Africa Union Commission

Researchers at a virtual meeting on Funding and Investing in Research and Innovation for Health in Africa, has called on continental leaders to invest in innovation and research for development to catalyse rapid socio-economic development.

They lamented the non-adherence to the Africa Union Commission’s directive for the Head of States to commit one percent of their Gross Domestic Product (GDP) to fund Research for Development (R&D) as exacerbating the low levels of impact for research.

The discussants said the lack of political will to commit funding to research was evident in the increasing burden of diseases on the continent, which needed aggressive approaches towards achieving the Sustainable Development Goals especially Goal 3.

The meeting was themed, “The Rhetoric to Fund Research by Africa’s Governments must Stop: Raising a New Voice for Improving the Continent’s Health Challenges over the Next Generation.”

Professor John Gyapong, Vice-Chancellor, University of Health and Allied Sciences (UHAS) called for a new paradigm shift for research funding that combines ownership, partnership, and sustainable national capacity building for development.

He explained that policy tended not to prioritize R&D, when Africa currently consumes 11 percent of the global population but contributed 25 percent of the global burden of Diseases with per capita expenditure on research posting abysmal low figures.

The Vice-Chancellor said it was invigorating that an R&D Bill was finally in Parliament, which was expected to be passed soon to chart a new pathway on how research should be funded.

He urged the different University groupings to shop for higher research funding to push to notch higher.

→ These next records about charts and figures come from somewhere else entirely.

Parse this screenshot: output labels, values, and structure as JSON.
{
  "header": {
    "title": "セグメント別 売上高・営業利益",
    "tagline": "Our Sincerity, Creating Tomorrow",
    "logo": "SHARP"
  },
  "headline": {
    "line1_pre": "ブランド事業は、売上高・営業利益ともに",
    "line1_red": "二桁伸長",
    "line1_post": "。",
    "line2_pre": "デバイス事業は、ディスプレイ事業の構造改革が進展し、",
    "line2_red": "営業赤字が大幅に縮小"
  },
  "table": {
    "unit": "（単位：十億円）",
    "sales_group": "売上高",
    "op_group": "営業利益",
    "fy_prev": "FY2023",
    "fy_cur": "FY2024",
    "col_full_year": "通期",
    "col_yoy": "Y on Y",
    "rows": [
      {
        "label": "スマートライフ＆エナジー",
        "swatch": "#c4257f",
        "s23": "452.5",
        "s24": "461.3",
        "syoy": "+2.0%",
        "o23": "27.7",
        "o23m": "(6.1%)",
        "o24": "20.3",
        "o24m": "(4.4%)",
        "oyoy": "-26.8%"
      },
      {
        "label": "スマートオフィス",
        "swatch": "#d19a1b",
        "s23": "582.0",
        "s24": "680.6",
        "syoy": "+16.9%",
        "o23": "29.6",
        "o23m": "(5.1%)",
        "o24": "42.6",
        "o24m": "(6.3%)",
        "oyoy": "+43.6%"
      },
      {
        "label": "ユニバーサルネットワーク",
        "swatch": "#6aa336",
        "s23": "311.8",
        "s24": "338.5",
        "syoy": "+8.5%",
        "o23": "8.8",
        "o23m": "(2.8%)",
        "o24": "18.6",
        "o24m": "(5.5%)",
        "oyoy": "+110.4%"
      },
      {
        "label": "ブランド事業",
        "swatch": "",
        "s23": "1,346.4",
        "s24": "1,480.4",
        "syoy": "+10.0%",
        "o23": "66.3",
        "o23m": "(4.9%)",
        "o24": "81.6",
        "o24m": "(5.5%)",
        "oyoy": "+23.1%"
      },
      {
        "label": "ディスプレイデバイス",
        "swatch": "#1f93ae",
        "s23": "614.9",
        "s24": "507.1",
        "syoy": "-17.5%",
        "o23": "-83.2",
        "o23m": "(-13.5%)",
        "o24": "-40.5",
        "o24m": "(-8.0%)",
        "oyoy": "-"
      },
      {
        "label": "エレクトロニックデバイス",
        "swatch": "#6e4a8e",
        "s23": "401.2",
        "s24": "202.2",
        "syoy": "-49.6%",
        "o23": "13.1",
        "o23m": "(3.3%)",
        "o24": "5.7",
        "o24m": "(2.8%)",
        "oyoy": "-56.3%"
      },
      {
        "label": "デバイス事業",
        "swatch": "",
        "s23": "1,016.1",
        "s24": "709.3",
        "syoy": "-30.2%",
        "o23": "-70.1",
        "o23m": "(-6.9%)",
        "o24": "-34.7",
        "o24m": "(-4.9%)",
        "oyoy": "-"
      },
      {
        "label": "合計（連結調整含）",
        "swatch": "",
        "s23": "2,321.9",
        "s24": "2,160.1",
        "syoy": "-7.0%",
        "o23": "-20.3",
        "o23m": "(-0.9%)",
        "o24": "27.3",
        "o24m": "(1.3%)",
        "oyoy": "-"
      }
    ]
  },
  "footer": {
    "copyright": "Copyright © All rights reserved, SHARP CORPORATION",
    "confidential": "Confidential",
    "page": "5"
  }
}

He said socio-economic actualisation and the impact of R&D were intrinsically linked and urged Africa to look at research as a panacea for rapid development referencing the Coronavirus pandemic as an example.

Dr Joseph Okeibunor, World Health Organisation, Africa Regional Office noted different countries were charting different pathways and called for harnessing of these synergies to leapfrog the aspirations of the population.

He said the COVID-19 pandemic offered a turning point for increasing support for research and development in an integrated and pragmatic manner.

He said it was time to pursue sustainable research in all spheres and suggested the establishment of National Multidisciplinary Science and Research Committees across the continent to champion R&D and directing African leaders to build resilient research infrastructure to contain future pandemics.

Prof Hannah Akuffo, Senior Research Advisor, Swedish Development Cooperation Agency (SIDA) said African governments needed to prioritise ‘putting money on the table to fund research for development’ adding, “training a researcher must translate into allowing them to take a constructive and decisive lead in decision making towards accelerated development.”

She said Universities should evolve mechanisms to reward innovative research that has the capacity to turn development around the continental resources noting that ‘research outputs influences development positively.’

She called on Ghana to join Science Granting Councils and play more advocacy in that perspective.

Dr Martin Amogre Ayanore, Acting Head, Department of Health Policy Planning and Management, School of Public Health said there was a huge puzzle to be solved and this could only be done through national funding regimes for research.

The two-day convening was organised by the UHAS under the auspices of the Health Systems Global (HSG).